Rugby secures spot in national championship

John Mizzone breaking away from U-Mass Lowell Defenders. Men's Rugby club team made it to the National Championships, Sevens, in spring 2017. Photo Credit: Dorothy Seaton

Matt GadSports Writer

Southern’s men’s rugby club team, which trains and competes in Rugby Northeast during the fall and spring seasons, qualified for May’s Rugby Sevens National Championship.

“The spring season has been interesting so far. Our Sevens’ team has just clinched a spot to go to compete for a national championship at the beautiful Infinity Park in Glendale, Colo.,” Dylan Carroll said.

In the fall, Southern’s Black Attack compete with 15 men on the field at once, per side, but in the spring they run with seven each. Last fall, the men reached the national semifinals, but were stopped short of winning it all.

“It’s a different style of play,” John Mizzone said, on the different ways rugby is organized. “Personally, I enjoy it more because it allows one to exploit the surplus of space on the field rather than 15s.”

Sevens is also a shorter game, playing a total of 14 minutes. It is the form of rugby that was adopted for the Olympics and that does so well in terms of popularity in the United States. That energy, and the smaller squads, make the on-field relationships between teammates that much more important.

“Team chemistry is the most important thing in rugby,” Carroll said. “You will notice that the best teams are also the best of friends. [Rugby] is a game of trust – trust in yourself, and in the man next to you.”

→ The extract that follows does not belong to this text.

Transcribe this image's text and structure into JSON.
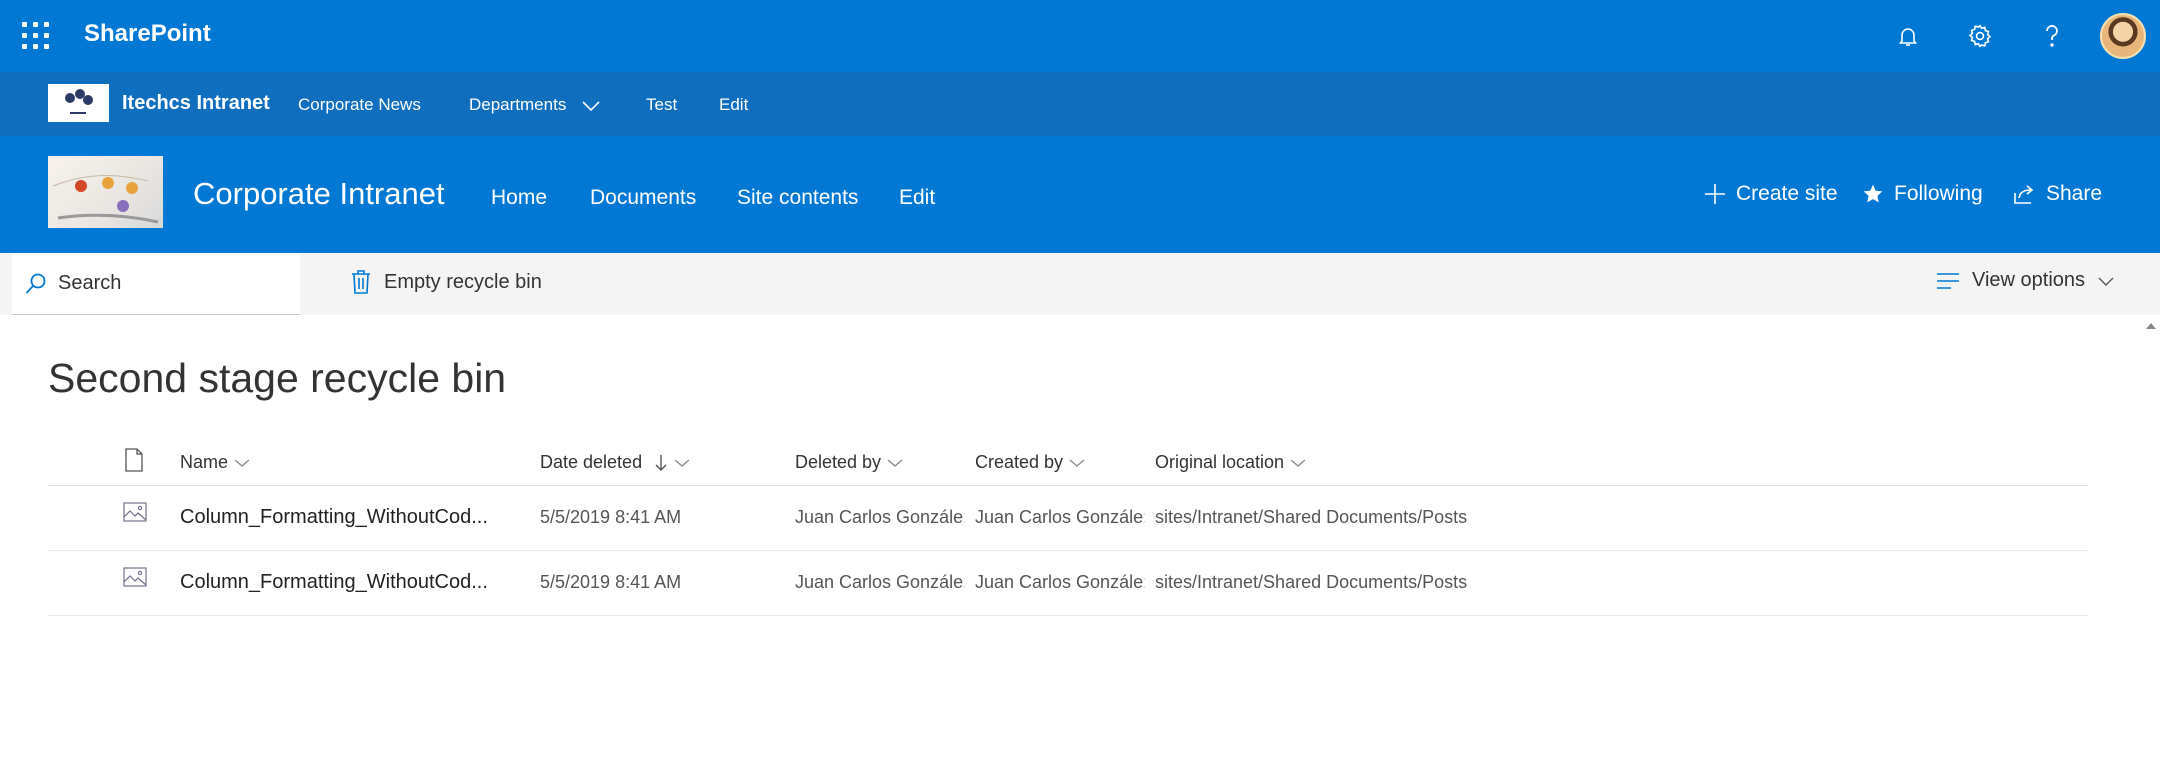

Carroll said the team has excelled in that aspect since he joined Southern rugby in the fall of 2014, his first semester on campus. Rugby 15s runs close to the Division II affiliated sports that happen at school at the start of the school year, and this current season is in line with ultimate frisbee, another non-NCAA club on campus, and baseball, softball, women’s lacrosse and men’s and women’s outdoor track and field.

“The feeling is definitely different going into nationals this season because, for one, the tournament is much further away. The game style is different and, quite frankly, one I think [Southern] dominates more,” Mizzone said. “It’s our second time going to nationals, therefore we are a little calmer and will have more exposure going into [the competition].”

He said the team is like “a brotherhood who trust each other to the fullest,” and that it has felt like that right from the start of his rugby career.

For this spring, Rugby Northeast adopted new rules related to timing, scoring, lineouts, scrums and free kicks, to name a few. A full list of changes is available on RugbyNortheast.org, and is aimed at making the game similar to what it is like outside of Southern. All these changes just reflect Rugby Sevens, in conjunction with World Rugby Global Law.

“Rugby is the fastest growing sport in the United States, as of 2016,” Carroll said. “Being from Ireland exposed me to rugby at an early age. I urge everyone to give it a try.”

The Rugby Northeast Conference was created for mainly Northeast-10 schools in 2011. They support both men’s and women’s programs and hosted their first ever Sevens competition in the spring of 2012.